A cartoon version of nature and nurture involves simple notions of inside/outside or person/environment. Two children are born and set out on the path of life. Along the way, they both learn to talk and sing and dance and read. They both encounter obstacles and trip over them. Both are nearly drowned in a flood, but one child grows into a strong, resilient adult and the other withers, becomes ill, and dies young. Why? A current and popular idea, articulated by M at the dinner and by many others, is that there is something inside the strong child, some hard or soft hereditary substance that helps him to survive external buffeting that the weak child does not have or has less of.

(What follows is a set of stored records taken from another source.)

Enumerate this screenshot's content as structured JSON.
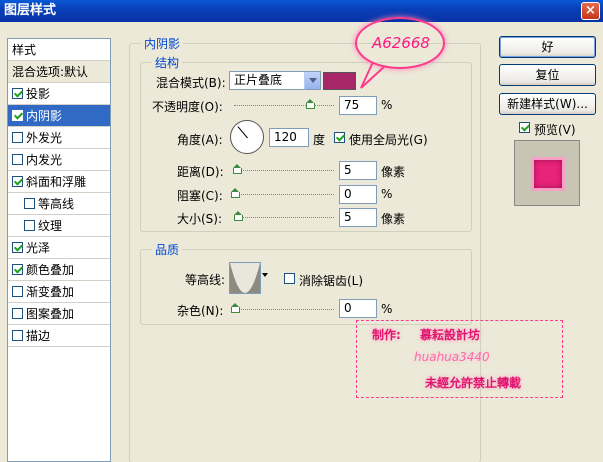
{
  "window": {
    "title": "图层样式",
    "close": "×"
  },
  "stylelist": {
    "items": [
      {
        "label": "样式",
        "type": "header"
      },
      {
        "label": "混合选项:默认",
        "type": "plain"
      },
      {
        "label": "投影",
        "checked": true
      },
      {
        "label": "内阴影",
        "checked": true,
        "selected": true
      },
      {
        "label": "外发光",
        "checked": false
      },
      {
        "label": "内发光",
        "checked": false
      },
      {
        "label": "斜面和浮雕",
        "checked": true
      },
      {
        "label": "等高线",
        "checked": false,
        "indent": true
      },
      {
        "label": "纹理",
        "checked": false,
        "indent": true
      },
      {
        "label": "光泽",
        "checked": true
      },
      {
        "label": "颜色叠加",
        "checked": true
      },
      {
        "label": "渐变叠加",
        "checked": false
      },
      {
        "label": "图案叠加",
        "checked": false
      },
      {
        "label": "描边",
        "checked": false
      }
    ]
  },
  "inner_shadow": {
    "title": "内阴影",
    "structure": {
      "title": "结构",
      "blend_mode_label": "混合模式(B):",
      "blend_mode_value": "正片叠底",
      "color": "#a62668",
      "opacity_label": "不透明度(O):",
      "opacity_value": "75",
      "opacity_level": 0.75,
      "opacity_unit": "%",
      "angle_label": "角度(A):",
      "angle_value": "120",
      "angle_unit": "度",
      "global_light_label": "使用全局光(G)",
      "global_light_checked": true,
      "distance_label": "距离(D):",
      "distance_value": "5",
      "distance_unit": "像素",
      "choke_label": "阻塞(C):",
      "choke_value": "0",
      "choke_unit": "%",
      "size_label": "大小(S):",
      "size_value": "5",
      "size_unit": "像素"
    },
    "quality": {
      "title": "品质",
      "contour_label": "等高线:",
      "antialias_label": "消除锯齿(L)",
      "antialias_checked": false,
      "noise_label": "杂色(N):",
      "noise_value": "0",
      "noise_unit": "%"
    }
  },
  "buttons": {
    "ok": "好",
    "reset": "复位",
    "new_style": "新建样式(W)...",
    "preview_label": "预览(V)",
    "preview_checked": true
  },
  "annotations": {
    "color_code": "A62668",
    "author_label": "制作:",
    "author_name": "慕耘設計坊",
    "handle": "huahua3440",
    "notice": "未經允許禁止轉載"
  }
}
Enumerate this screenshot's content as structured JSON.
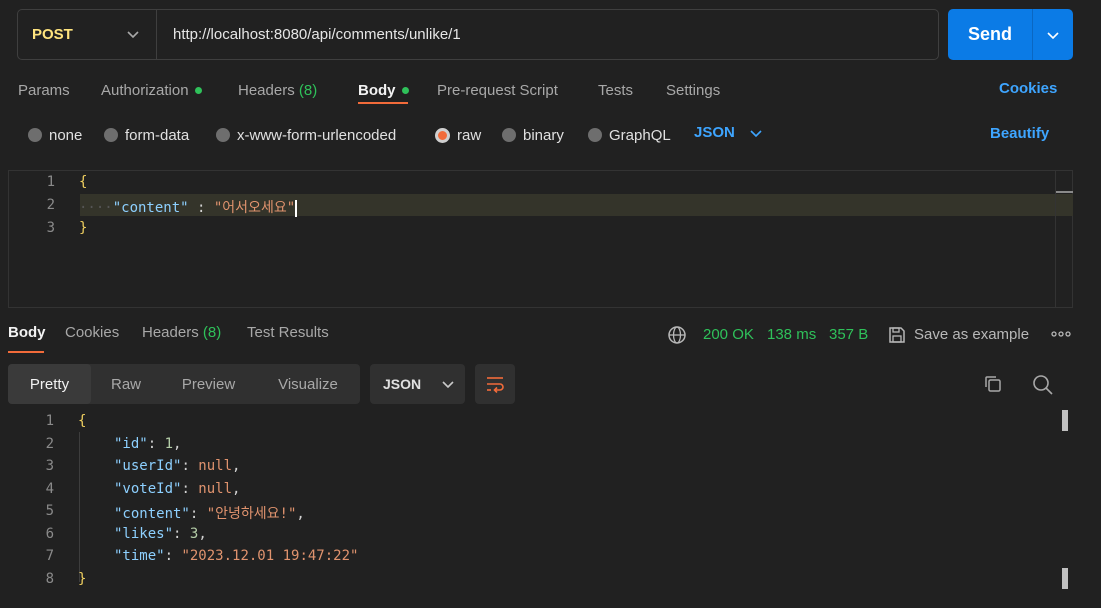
{
  "request": {
    "method": "POST",
    "url": "http://localhost:8080/api/comments/unlike/1",
    "send_label": "Send"
  },
  "request_tabs": {
    "params": "Params",
    "authorization": "Authorization",
    "headers": "Headers",
    "headers_count": "(8)",
    "body": "Body",
    "prerequest": "Pre-request Script",
    "tests": "Tests",
    "settings": "Settings",
    "cookies": "Cookies"
  },
  "body_types": {
    "none": "none",
    "form_data": "form-data",
    "urlencoded": "x-www-form-urlencoded",
    "raw": "raw",
    "binary": "binary",
    "graphql": "GraphQL",
    "format": "JSON",
    "beautify": "Beautify",
    "selected": "raw"
  },
  "request_body": {
    "line_numbers": [
      "1",
      "2",
      "3"
    ],
    "open_brace": "{",
    "key": "\"content\"",
    "separator": " : ",
    "value": "\"어서오세요\"",
    "close_brace": "}"
  },
  "response_tabs": {
    "body": "Body",
    "cookies": "Cookies",
    "headers": "Headers",
    "headers_count": "(8)",
    "test_results": "Test Results"
  },
  "response_status": {
    "code": "200 OK",
    "time": "138 ms",
    "size": "357 B",
    "save_as_example": "Save as example"
  },
  "response_view": {
    "pretty": "Pretty",
    "raw": "Raw",
    "preview": "Preview",
    "visualize": "Visualize",
    "format": "JSON",
    "active": "Pretty"
  },
  "response_body": {
    "line_numbers": [
      "1",
      "2",
      "3",
      "4",
      "5",
      "6",
      "7",
      "8"
    ],
    "open_brace": "{",
    "fields": [
      {
        "key": "\"id\"",
        "value": "1",
        "kind": "num",
        "comma": ","
      },
      {
        "key": "\"userId\"",
        "value": "null",
        "kind": "nul",
        "comma": ","
      },
      {
        "key": "\"voteId\"",
        "value": "null",
        "kind": "nul",
        "comma": ","
      },
      {
        "key": "\"content\"",
        "value": "\"안녕하세요!\"",
        "kind": "str",
        "comma": ","
      },
      {
        "key": "\"likes\"",
        "value": "3",
        "kind": "num",
        "comma": ","
      },
      {
        "key": "\"time\"",
        "value": "\"2023.12.01 19:47:22\"",
        "kind": "str",
        "comma": ""
      }
    ],
    "close_brace": "}"
  },
  "icons": {
    "send_dropdown": "chevron-down-icon",
    "globe": "globe-icon",
    "save": "save-icon",
    "more": "more-icon",
    "wrap": "wrap-lines-icon",
    "copy": "copy-icon",
    "search": "search-icon"
  },
  "colors": {
    "accent": "#f26b3a",
    "send": "#0b7be6",
    "link": "#3ea5ff",
    "success": "#2fc15a",
    "method": "#ffe47e"
  }
}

That stuff is usually called our genes. In everyday conversation, people often refer to good genes and bad genes. The person who has lived on legumes and never touched a cigarette or a glass of wine and runs fervently every day but who drops dead at thirty-eight is often explained as a case of bad genes. Every day we read about scientists who have found a new “gene” for this or that illness. Not wholly unrelated to genes and equally popular in the media is the idea that our brains have been “hardwired” for this or that behavior. Choosing spouses, believing in God, what we find beautiful, even asking for directions have all been explained through brain wiring, hard or otherwise: “It Turns Out Your Brain Might Be Wired to Enjoy Art,” “Is the Human Brain Hardwired for God?” “Male and Female Brains Wired Differently, Scans Reveal.”31 Whether the reference is to genes or to brains, the implication is that an identifiable biological material is shaping our destiny.